Lastly, I note that in my experience if lambda_y were data, then I could slice on both y and lambda_y with the above syntax for partial_sum() (perhaps related to passing by reference).

If the data are reals, then if you really want you can pack the data and parameters into a single array and then slice that. But I don’t think you will gain much by doing this; passing the full data out to partial_sum doesn’t carry much overhead.

Thank you for your help. I have learned a lot from your replies to issues and questions about reduce_sum(). Unfortunately y are integers. Are you saying that if I had to pick between slicing on y or lambda_y that it doesn’t really matter which I pick because passing the full vector of either doesn’t carry much overhead? Seems like passing the full lambda_y would carry more overhead.

1 Like

Given the choice between slicing parameters and slicing data, it is better to slice parameters. However, the penalty for slicing parameters got substantially smaller a couple of versions ago, and it probably isn’t too important unless the size of the parameter vector reaches into the thousands.

Note that sometimes slicing the parameter vector rather than the data results in chunks that are of substantially different size (e.g. if the data associated with one set of parameters is substantially smaller than the data associated with another set of parameters, leading to substantially imbalanced computation per thread). This can be avoided by indexing into the parameter vectors to produce a transformed parameter of the same length as the data, and slicing that. However, I haven’t tested enough to know whether/when this is faster than just slicing the data or just slicing the original parameter vector and doing unequal amounts of computation per thread. @wds15 might have more advice here.

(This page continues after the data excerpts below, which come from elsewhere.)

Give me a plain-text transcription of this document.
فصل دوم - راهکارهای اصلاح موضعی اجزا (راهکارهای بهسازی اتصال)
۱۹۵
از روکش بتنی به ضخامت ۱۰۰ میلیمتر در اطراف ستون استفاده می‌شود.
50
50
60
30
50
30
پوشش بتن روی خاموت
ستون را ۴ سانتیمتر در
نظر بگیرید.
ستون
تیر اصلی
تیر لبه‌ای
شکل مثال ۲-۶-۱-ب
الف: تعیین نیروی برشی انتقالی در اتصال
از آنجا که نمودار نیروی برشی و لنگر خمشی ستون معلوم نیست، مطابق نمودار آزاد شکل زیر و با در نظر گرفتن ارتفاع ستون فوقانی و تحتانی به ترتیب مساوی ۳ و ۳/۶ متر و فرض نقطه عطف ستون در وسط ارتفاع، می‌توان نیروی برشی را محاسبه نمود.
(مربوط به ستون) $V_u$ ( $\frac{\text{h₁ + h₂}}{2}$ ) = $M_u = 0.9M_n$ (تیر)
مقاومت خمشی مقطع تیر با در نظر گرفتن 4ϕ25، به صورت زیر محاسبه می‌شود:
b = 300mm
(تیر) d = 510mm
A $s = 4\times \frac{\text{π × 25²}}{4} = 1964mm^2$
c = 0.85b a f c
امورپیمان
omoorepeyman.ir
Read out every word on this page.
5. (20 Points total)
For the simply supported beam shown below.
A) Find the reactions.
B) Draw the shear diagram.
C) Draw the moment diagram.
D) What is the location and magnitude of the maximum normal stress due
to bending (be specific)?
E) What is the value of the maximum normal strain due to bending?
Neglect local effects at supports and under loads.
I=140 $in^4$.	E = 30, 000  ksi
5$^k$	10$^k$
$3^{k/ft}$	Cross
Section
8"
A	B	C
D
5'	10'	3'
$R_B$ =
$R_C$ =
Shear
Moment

Sounds all good to me. I think the brms vignette is a good read on this:

https://cran.r-project.org/web/packages/brms/vignettes/brms_threading.html

However, I really think that by now reduce_sum is so well optimised that time spend on parameter vs data slicing is almost always wasted (given that you found out that things speedup and you have an idea on when the speedup saturates as a function of cores)… unless one fits a gazillion times the same model, of course. The time is better spend on thinking about the model itself, profiling it or other ways of being clever about the problem at hand.

… and don’t forget to use the new cmdstan feature to run all chains in a single go with a very large thread pool instead of independent runs for each chain…

1 Like

Hi, is it an extra optimization feature the user needs to turn on or is it automatic with the latest version of cmdstan? Thank you.

don’t know. @rok_cesnovar ?